Since the trial court properly exercised its judgment and did not abuse its discretion in giving an Allen instruction in this case, the judgment is AFFIRMED.


1.   The parties stipulated that appellant was convicted of a felony in May, 1992, that the firearm in question was manufactured outside the State of Oklahoma, and that the vehicle in which the weapon was found was registered to the defendant, Dwight Reed.

2.   The direct and cross examination of Ms. Davis covers less than four pages of the transcript.

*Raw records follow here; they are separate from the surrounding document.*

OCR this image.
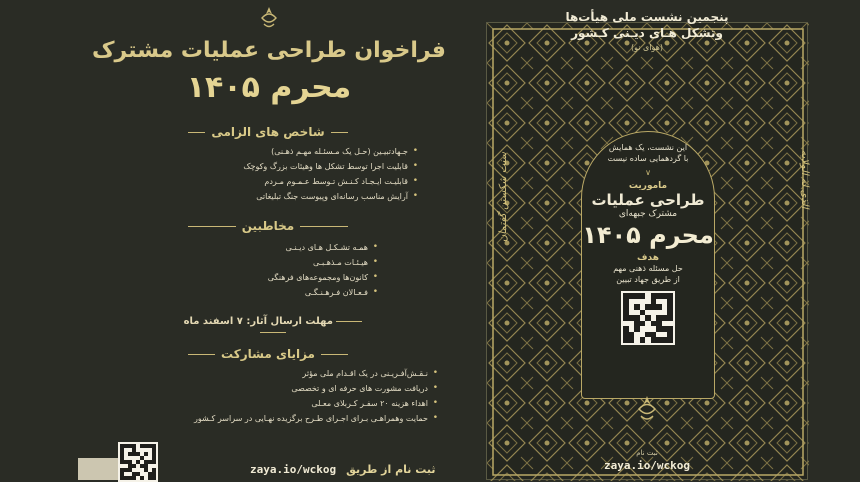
فراخوان طراحی عملیات مشترک
محرم ۱۴۰۵
شاخص های الزامی
• جـهادتبیـین (حـل یک مـسئـله مهـم ذهـنی)
• قابلیت اجرا توسط تشکل ها وهیئات بزرگ وکوچک
• قابلیـت ایـجـاد کـنـش تـوسط عـمـوم مـردم
• آرایش مناسب رسانه‌ای وپیوست جنگ تبلیغاتی
مخاطبین
• همـه تشـکـل هـای دیـنـی
• هیـئـات مـذهـبـی
• کانون‌ها ومجموعه‌های فرهنگی
• فـعـالان فـرهـنـگـی
مهلت ارسال آثار: ۷ اسفند ماه
مزایای مشارکت
• نـقـش‌آفـریـنی در یک اقـدام ملی مؤثر
• دریافت مشورت های حرفه ای و تخصصی
• اهداء هزینه ۲۰ سفـر کـربلای معـلی
• حمایت وهمراهـی بـرای اجـرای طـرح برگزیده نهـایی در سراسر کـشور
zaya.io/wckog ثبت نام از طریق
پنجمین نشست ملی هیأت‌ها
وتشکل هـای دیـنی کـشور
(هوای نو)
این نشست، یک همایش
با گردهمایی ساده نیست
∨
ماموریت
طراحی عملیات
مشترک جبهه‌ای
محرم ۱۴۰۵
هدف
حل مسئله ذهنی مهم
از طریق جهاد تبیین
ثبت نام
zaya.io/wckog
سنت شکستن گفتمان	الذی له الولایه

3.   In dismissing the jury for the evening, the court told them:“You all received this case for deliberation just about two hours ago, and I'm not really interested in how the jury stands numerically, but I really think there is perhaps some wisdom in this matter to let you go on about your business at this time and then ask you to be back here at 9 o'clock in the morning to recommence your deliberations, and perhaps overnight that may be of some help to you, and then start back in the morning at 9:00 and see what results from that.   I think that might be helpful.   So that's what we'll do.”

4.   At this time the court advised counsel in this manner:“It's my intent to call this jury in and give them this supplemental, so-called Allen charge instruction that has been approved by the Tenth Circuit ․ and although I'm not going to tell the jury this, it's my intent, and after I give them this instruction, to let them work until noon, and if they've worked the case out by noon and arrived at a unanimous verdict, fine;  if they haven't by noon, I have no intention of feeding them.   At noon, if they haven't arrived at a verdict, I'll just declare a mistrial and let them go on about their business.   That will be about five hours of deliberation in this case.   If they're locked up for five hours we'll just have to try it again.   Unless one of you lawyers is just real eager for them to continue their deliberations after noon, that's kind of my plan of attack here.”  (Vol. III Record, Transcript, pp 59-60).

5.   The charge given was as follows:“Members of the Jury:  I am going to ask that you continue your deliberations in an effort to agree upon a verdict and dispose of this case;  and I have a few additional comments I would like for you to consider as you do so.This is an important case.   The trial has been expensive in time, effort and money to both the defense and the prosecution.   If you should fail to agree on a verdict the case is left open and may be tried again.   Obviously, another trial would only serve to increase the cost to both sides, and there is no reason to believe that the case can be tried again by either side better or more exhaustively than it has been tried before you.Any further jury must be selected in the same manner and from the same source as you were chosen, and there is no reason to believe that the case could ever be submitted to 12 men and women more conscientious, more impartial, or more competent to decide it, or that more or clearer evidence could be produced.If a substantial majority of your number are for a conviction, each dissenting juror ought to consider whether a doubt in his or her own mind is a reasonable one since it appears to make no effective impression upon the minds of the others.   On the other hand, if a majority or even a lesser number of you are for acquittal, the other jurors ought seriously to ask themselves again, and most thoughtfully, whether they do not have a reason to doubt the correctness of a judgment which is not shared by several of their fellow jurors, and whether they should distrust the weight and sufficiency of evidence which fails to convince several of their fellow jurors beyond a reasonable doubt.Remember at all times that no juror is expected to yield a conscientious conviction he or she may have as to the weight or effect of the evidence.   But remember also that, after full deliberation and consideration of the evidence in the case, it is your duty to agree upon a verdict if you can do so without surrendering your conscientious conviction.   You must also remember that if the evidence in the case fails to establish guilt beyond a reasonable doubt the accused should have your unanimous verdict of Not Guilty.”

WESLEY E. BROWN, Senior District Judge.